Como dito anteriormente, a competência originária da Justiça Federal, no campo processual penal guarda relação com os crimes cometidos contra bens e interesses da União, o que resta claro nos incisos I a III do destaco dispositivo, não sendo necessária qualquer ressalva. A partir do inciso IV é que existem algumas ponderações, que serão feitas a seguir:
a) Crimes políticos (inciso IV, primeira parte):
A primeira grande questão é que a Carta da República não tratou de definir, atribuir conceito a crimes políticos. Já que o legislador não cuidou de definir tal categoria penal, a doutrina, esclarece Paulo Rangel[5] “define como crimes políticos os dirigidos, subjetiva e objetivamente, de modo imediato, contra o Estado como unidade orgânica das instituições políticas e sociais”.
Tratam-se, portanto, dos crimes contra a segurança nacional, previstos na Lei n. 7.710, de 14 de dezembro de 1983. São os denominados crimes de competência específica. O art. 30 da referida Lei estabelece que a competência para julgar tais crimes seria da Justiça Militar. Entretanto, como se pode perceber, a Constituição não recepcionou tal dispositivo, pois trata de matéria de competência exclusiva da Justiça Federal.
Embora se possa pensar que pelo fato de a lei ordinária ter sido criada em plena ditadura militar não haja hoje em pleno Estado Democrático de Direito (principalmente em razão da omissão do legislador em definir crimes político) que tal categoria não mais ocorra. Entretanto, três são os principais crimes políticos definidos pela Lei n. 7.170/83 que mais facilmente ocorrem. São eles:
“Art. 80 – Entrar em entendimento ou negociação com governo ou grupo estrangeiro, ou seus agentes, para provocar guerra ou atos de hostilidade contra o Brasil.
Pena: reclusão, de 3 a 15 anos.
Art. 18 – Tentar impedir, com emprego de violência ou grave ameaça, o livre exercício de qualquer dos Poderes da União ou dos Estados.
Pena: reclusão, de 2 a 6 anos.
Art. 19 – Apoderar-se ou exercer o controle de aeronave, embarcação ou veículo de transporte coletivo, com emprego de violência ou grave ameaça à tripulação ou a passageiros.
Pena: reclusão, de 2 a 10 anos.
Parágrafo único – Se do fato resulta lesão corporal grave, a pena aumenta-se até o dobro; se resulta morte, aumenta-se até o triplo.”
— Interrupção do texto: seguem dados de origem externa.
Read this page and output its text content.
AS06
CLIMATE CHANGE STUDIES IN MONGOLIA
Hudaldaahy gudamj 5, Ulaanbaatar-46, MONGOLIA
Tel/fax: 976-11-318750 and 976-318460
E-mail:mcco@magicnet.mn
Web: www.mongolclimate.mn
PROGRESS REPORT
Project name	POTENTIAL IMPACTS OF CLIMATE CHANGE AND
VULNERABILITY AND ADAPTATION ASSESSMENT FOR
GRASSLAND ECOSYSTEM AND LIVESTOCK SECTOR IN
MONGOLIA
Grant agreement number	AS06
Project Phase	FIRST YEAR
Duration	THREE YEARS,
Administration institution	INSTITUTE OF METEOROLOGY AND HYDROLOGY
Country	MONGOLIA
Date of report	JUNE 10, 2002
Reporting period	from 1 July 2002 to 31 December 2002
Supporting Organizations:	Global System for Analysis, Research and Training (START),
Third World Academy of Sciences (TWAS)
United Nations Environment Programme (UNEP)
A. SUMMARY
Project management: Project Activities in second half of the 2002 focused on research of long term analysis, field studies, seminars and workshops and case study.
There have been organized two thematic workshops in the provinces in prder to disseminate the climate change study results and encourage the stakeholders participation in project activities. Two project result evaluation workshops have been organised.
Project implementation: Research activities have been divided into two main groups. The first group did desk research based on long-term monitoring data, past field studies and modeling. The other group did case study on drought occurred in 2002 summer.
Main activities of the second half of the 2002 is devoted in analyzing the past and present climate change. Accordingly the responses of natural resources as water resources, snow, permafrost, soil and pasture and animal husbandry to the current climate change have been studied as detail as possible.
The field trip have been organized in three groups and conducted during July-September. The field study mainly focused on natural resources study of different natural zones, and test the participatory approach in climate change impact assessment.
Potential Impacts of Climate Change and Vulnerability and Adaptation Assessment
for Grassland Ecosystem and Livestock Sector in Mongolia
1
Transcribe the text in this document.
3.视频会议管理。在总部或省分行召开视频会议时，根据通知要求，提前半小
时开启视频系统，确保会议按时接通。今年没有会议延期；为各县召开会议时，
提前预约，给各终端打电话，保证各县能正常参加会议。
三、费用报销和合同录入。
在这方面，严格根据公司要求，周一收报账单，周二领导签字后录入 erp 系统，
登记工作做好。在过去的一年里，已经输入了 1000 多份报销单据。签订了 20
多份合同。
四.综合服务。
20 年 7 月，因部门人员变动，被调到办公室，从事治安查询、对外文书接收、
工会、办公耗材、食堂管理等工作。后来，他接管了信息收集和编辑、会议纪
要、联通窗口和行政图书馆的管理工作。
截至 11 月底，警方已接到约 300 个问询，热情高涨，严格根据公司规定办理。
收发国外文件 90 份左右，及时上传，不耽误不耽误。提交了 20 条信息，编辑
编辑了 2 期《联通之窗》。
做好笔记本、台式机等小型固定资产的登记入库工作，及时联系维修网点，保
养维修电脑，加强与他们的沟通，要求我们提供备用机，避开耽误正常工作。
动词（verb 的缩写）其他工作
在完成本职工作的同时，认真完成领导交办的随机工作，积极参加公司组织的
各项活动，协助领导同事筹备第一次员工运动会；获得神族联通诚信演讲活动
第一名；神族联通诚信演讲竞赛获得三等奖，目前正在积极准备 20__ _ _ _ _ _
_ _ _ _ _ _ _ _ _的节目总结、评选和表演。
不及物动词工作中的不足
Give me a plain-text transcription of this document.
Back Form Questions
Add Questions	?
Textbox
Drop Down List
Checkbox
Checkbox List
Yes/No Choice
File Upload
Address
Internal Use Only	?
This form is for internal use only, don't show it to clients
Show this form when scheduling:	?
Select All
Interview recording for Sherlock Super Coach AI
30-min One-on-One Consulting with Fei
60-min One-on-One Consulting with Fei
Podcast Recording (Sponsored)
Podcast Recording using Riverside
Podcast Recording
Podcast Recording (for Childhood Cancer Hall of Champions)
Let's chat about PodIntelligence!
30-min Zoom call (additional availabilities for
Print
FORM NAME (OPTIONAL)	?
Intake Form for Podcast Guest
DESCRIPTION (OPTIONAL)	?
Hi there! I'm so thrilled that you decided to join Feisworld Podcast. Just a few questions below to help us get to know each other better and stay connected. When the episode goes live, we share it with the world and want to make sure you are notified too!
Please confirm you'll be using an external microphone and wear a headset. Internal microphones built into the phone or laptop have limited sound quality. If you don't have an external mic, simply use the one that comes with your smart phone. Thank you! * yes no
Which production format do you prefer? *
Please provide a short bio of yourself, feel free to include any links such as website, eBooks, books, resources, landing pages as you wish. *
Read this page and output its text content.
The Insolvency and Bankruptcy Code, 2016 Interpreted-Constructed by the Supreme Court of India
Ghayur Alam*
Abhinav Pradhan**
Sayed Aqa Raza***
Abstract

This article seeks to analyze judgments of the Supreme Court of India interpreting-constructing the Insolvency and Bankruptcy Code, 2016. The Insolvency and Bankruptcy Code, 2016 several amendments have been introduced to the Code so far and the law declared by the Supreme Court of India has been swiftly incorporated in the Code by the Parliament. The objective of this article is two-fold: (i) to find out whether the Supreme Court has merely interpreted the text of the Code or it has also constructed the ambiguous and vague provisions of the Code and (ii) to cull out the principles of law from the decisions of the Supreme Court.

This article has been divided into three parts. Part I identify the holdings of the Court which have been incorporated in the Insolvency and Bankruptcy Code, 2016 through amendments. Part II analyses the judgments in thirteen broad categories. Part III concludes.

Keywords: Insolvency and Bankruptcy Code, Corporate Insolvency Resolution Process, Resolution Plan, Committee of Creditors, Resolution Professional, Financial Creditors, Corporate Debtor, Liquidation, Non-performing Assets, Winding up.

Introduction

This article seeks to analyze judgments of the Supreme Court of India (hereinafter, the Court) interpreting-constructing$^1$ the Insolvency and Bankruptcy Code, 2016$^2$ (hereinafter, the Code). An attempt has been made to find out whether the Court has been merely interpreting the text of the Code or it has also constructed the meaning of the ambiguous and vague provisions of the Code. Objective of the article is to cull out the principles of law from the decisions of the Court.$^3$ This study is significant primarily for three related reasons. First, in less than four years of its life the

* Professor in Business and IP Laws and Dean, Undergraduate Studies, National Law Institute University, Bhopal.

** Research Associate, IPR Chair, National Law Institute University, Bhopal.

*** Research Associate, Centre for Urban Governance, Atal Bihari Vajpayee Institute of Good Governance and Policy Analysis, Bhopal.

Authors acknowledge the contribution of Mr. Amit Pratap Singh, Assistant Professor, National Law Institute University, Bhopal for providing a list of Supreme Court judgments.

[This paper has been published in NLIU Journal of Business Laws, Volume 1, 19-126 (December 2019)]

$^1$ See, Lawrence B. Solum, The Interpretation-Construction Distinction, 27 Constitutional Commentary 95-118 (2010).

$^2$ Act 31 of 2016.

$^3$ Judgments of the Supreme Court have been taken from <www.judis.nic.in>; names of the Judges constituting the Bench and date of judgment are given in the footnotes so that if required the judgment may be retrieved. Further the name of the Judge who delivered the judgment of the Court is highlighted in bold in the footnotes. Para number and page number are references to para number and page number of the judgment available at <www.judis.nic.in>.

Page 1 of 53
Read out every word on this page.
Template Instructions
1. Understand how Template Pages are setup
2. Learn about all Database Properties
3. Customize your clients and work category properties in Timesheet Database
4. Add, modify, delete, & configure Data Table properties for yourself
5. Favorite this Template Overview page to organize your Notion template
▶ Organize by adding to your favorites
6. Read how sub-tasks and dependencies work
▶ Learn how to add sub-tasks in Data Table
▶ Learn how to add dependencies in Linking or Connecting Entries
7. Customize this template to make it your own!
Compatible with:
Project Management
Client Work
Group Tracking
Uma observação importante a se fazer é que juízes federais julgam os crimes políticos em primeira instância, porém os recursos são de competência do STF. Ou seja, o recurso (extraordinário) vai diretamente para o STF,conforme estabelece o art. 102, II, b da Carta Magna.
b) Infrações penais praticadas em detrimento de bens, serviços ou interesses da União, ou de suas entidades autárquicas, empresas, públicas, excluídas as contravenções e ressalvada a competência da Justiça Militar e da Justiça Eleitoral (incivo IV, última parte):
Em primeiro lugar, é preciso identificar sempre a natureza jurídica do ente direto ou indireto que deve figurar como sujeito passivo dos referidos crimes. Assim, v.g., se ocorre um crime de roubo numa agência dos Correios, a competência é federal, em razão da natureza jurídica da ECT (empresa pública). Ressalte-se que se o assalto se der em uma agência franqueada, a competência não é mais federal,e sim da Justiça Comum Estadual.
Em relação às contravenções, já foi visto que estão totalmente excluídas.
Outra questão importante é quanto às fundações públicas. Poderíamos pensar que em razão da omissão do legislador, seriam as fundações públicas entes não englobados na competência federal? Responde-se negativamente, valendo-se do esclarecimento trazido por Nestor Távora e Rosmar Alencar acerca do entendimento doutrinário e jurisprudencial de que tais entes “seriam espécies do gênero autarquia”[6].
Por fim, necessário um esclarecimento em relação da cancelada Súmula 91 do STJ que previa a competência da Justiça Federal para os crimes praticados contra a fauna. Tal Súmula foi cancelada em 2000 (DJU, 23/11/200, p. 101) em razão de disposição da Lei n. 9.605/98 que disciplina os crimes contra fauna, destacando algumas infrações penais desta natureza não abarcadas pelas Justiça Federal, v.g., maus tratos contra animais domésticos.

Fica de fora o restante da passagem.